Still, it took ZAKA months to acknowledge the accounts were wrong, allowing them to proliferate. And the fallout from the debunked accounts shows how the topic of sexual violence has been used to further political agendas.

Israel points to sexual violence on Oct. 7 to highlight what it says is Hamas’ savagery and to justify its wartime goal of neutralizing any repeated threat coming from Gaza. It has accused the international community of ignoring or playing down evidence of sexual violence claims, alleging anti-Israel bias. It says any untrue stories were an anomaly in the face of the many documented atrocities.

In turn, some of Israel’s critics have seized on the ZAKA accounts, along with others shown to be untrue, to allege that the Israeli government has distorted the facts to prosecute a war — one in which more than 35,000 Palestinians have been killed, many of them women and children, according to Gaza health officials.

A U.N. fact-finding team found “reasonable grounds” to believe that some of those who stormed southern Israel on Oct. 7 had committed sexual violence, including rape and gang rape. But the U.N. investigators also said that in the absence of forensic evidence and survivor testimony, it would be impossible to determine the scope of such violence. Hamas has denied its forces committed sexual violence.

BODY BAGS AND ROCKET FIRE

Israel was caught off guard by the ferocity of the Oct. 7 assault, the deadliest in the nation’s history. About 1,200 people were killed and 250 taken hostage. It took days for the military to clear the area of terrorists.

There were hundreds of bodies scattered across southern Israel, bearing various signs of abuse: burns, bullet holes, signs of mutilation, marks indicating bodies were bound. ZAKA volunteers weren’t used to dealing with so many bodies.

“You get dizzy at some point,” said Moti Bukjin, ZAKA’s spokesperson. “Some of the bodies are burned. Some are mutilated. Some of the bodies are decapitated. Every house has a story.”

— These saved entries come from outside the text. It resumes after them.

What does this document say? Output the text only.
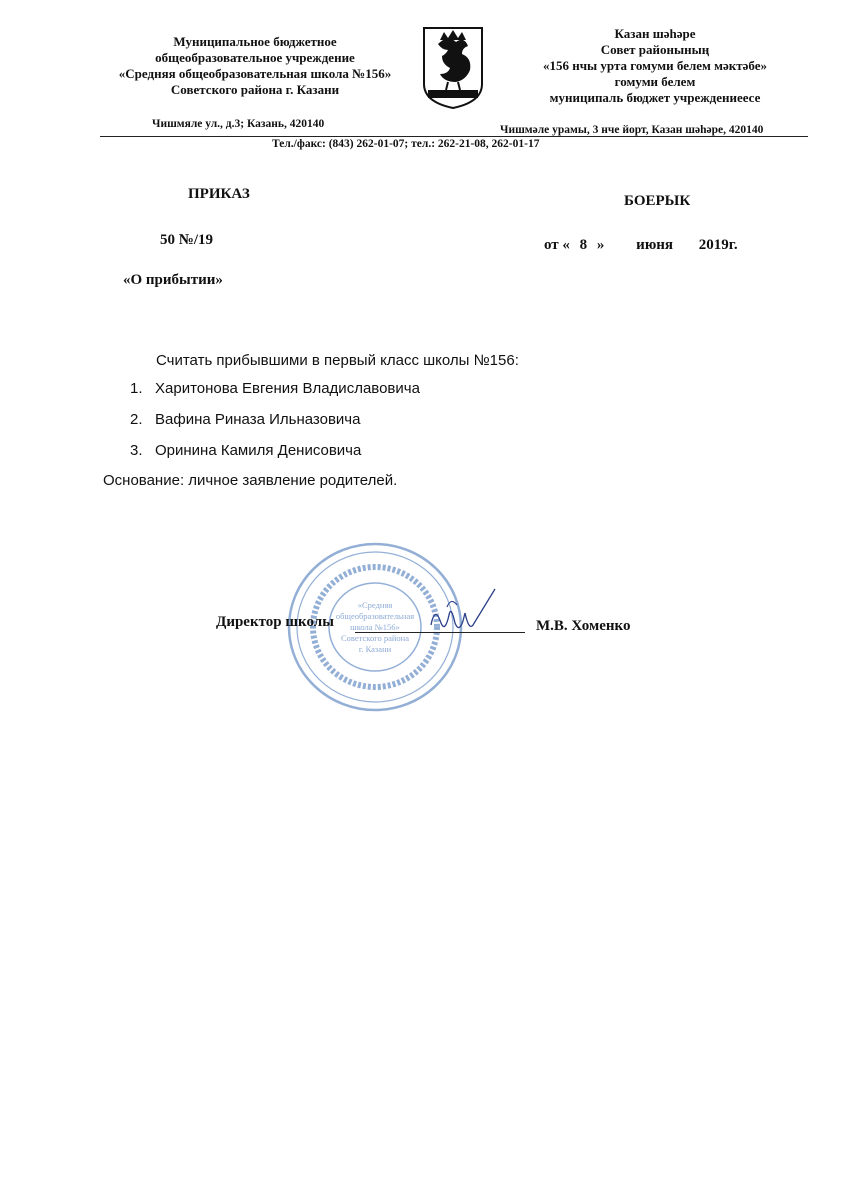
Муниципальное бюджетное
общеобразовательное учреждение
«Средняя общеобразовательная школа №156»
Советского района г. Казани
Казан шәһәре
Совет районының
«156 нчы урта гомуми белем мәктәбе»
гомуми белем
муниципаль бюджет учреждениеесе
Чишмяле ул., д.3; Казань, 420140	Чишмәле урамы, 3 нче йорт, Казан шәһәре, 420140
Тел./факс: (843) 262-01-07; тел.: 262-21-08, 262-01-17
ПРИКАЗ	БОЕРЫК
50 №/19	от « 8 » июня 2019г.
«О прибытии»
Считать прибывшими в первый класс школы №156:
1. Харитонова Евгения Владиславовича
2. Вафина Риназа Ильназовича
3. Оринина Камиля Денисовича
Основание: личное заявление родителей.
«Средняя
общеобразовательная
школа №156»
Советского района
г. Казани
Директор школы	М.В. Хоменко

Standard protocols for dealing with attacks, which Israel encountered frequently on a far smaller scale in the early 2000s, collapsed. There was confusion over who was dead and who was taken captive, especially in the hard-hit communal farming villages and in the aftermath of the outdoor Nova music festival.

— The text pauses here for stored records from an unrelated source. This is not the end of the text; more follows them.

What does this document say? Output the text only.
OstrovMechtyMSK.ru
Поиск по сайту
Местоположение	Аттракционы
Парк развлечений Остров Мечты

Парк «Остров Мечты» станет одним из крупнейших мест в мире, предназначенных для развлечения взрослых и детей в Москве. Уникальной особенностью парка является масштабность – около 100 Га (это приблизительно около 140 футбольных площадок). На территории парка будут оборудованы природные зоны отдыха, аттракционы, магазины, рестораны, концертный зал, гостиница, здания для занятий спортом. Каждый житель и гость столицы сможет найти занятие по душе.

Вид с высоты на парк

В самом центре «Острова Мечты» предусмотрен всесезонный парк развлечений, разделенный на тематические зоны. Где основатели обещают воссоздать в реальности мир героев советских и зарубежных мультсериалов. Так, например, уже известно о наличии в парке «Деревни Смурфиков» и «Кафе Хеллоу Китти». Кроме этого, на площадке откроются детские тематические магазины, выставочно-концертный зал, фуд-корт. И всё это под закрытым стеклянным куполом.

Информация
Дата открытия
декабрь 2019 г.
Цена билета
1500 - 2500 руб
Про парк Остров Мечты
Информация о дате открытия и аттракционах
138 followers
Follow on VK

Authorities were concerned that remaining terrorists might snatch more bodies. ZAKA says it was instructed to gather the dead as swiftly as possible and send them for identification and quick burial, according to Jewish custom. ZAKA said it sent some 800 volunteers to southern Israel, arriving at the music festival late on Oct. 7 and entering the kibbutzim two days later, according to Otmazgin.

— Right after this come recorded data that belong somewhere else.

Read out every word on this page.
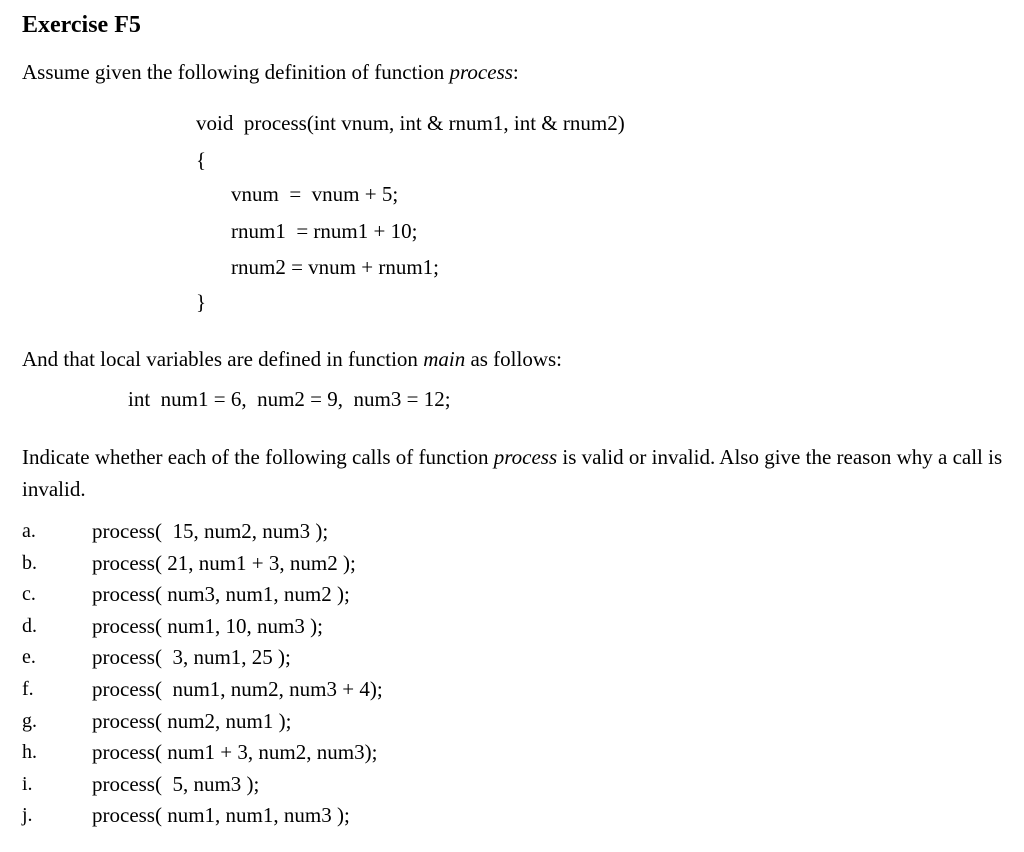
Exercise F5
Assume given the following definition of function process:
void  process(int vnum, int & rnum1, int & rnum2)
{
vnum  =  vnum + 5;
rnum1  = rnum1 + 10;
rnum2 = vnum + rnum1;
}
And that local variables are defined in function main as follows:
int  num1 = 6,  num2 = 9,  num3 = 12;
Indicate whether each of the following calls of function process is valid or invalid. Also give the reason why a call is invalid.
a.	process(  15, num2, num3 );
b.	process( 21, num1 + 3, num2 );
c.	process( num3, num1, num2 );
d.	process( num1, 10, num3 );
e.	process(  3, num1, 25 );
f.	process(  num1, num2, num3 + 4);
g.	process( num2, num1 );
h.	process( num1 + 3, num2, num3);
i.	process(  5, num3 );
j.	process( num1, num1, num3 );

For the first three days, many hardly slept at all. Accompanied by military escorts, volunteers went house to house, wrapping the bodies in white plastic bags on which they wrote the person’s gender, the house number where they were found and any other identifying details. Then they’d say the Jewish mourning prayer and load them into a truck, according to Tomer Peretz, who volunteered for the first time with ZAKA in the days following the attack.

As first responders worked, rocket fire from Gaza boomed overhead. Volunteers paused and crouched when air raid sirens blared. They used anything they could find to move bodies — even shopping carts. “We worked a minute and a half per body, from the moment we touch it to the moment it is on the truck,” said Otmazgin, commander of special units with ZAKA.

Peretz, a U.S.-based artist, said the volunteers weren’t there to do forensic work; he thought the soldiers who cleared the houses of explosives beforehand were handling that process. But the Israeli military told the AP that the army did not do any forensic work in the wake of Oct. 7.

Bukjin said police forensics teams were mostly focused on the southern cities of Sderot and Ofakim. Otmazgin said forensics workers were present in the kibbutzim but spread thin and could not follow standard — and painstaking — protocols because of the scale of the attack. He said forensics teams in the area mostly instructed ZAKA on how to help identify the bodies.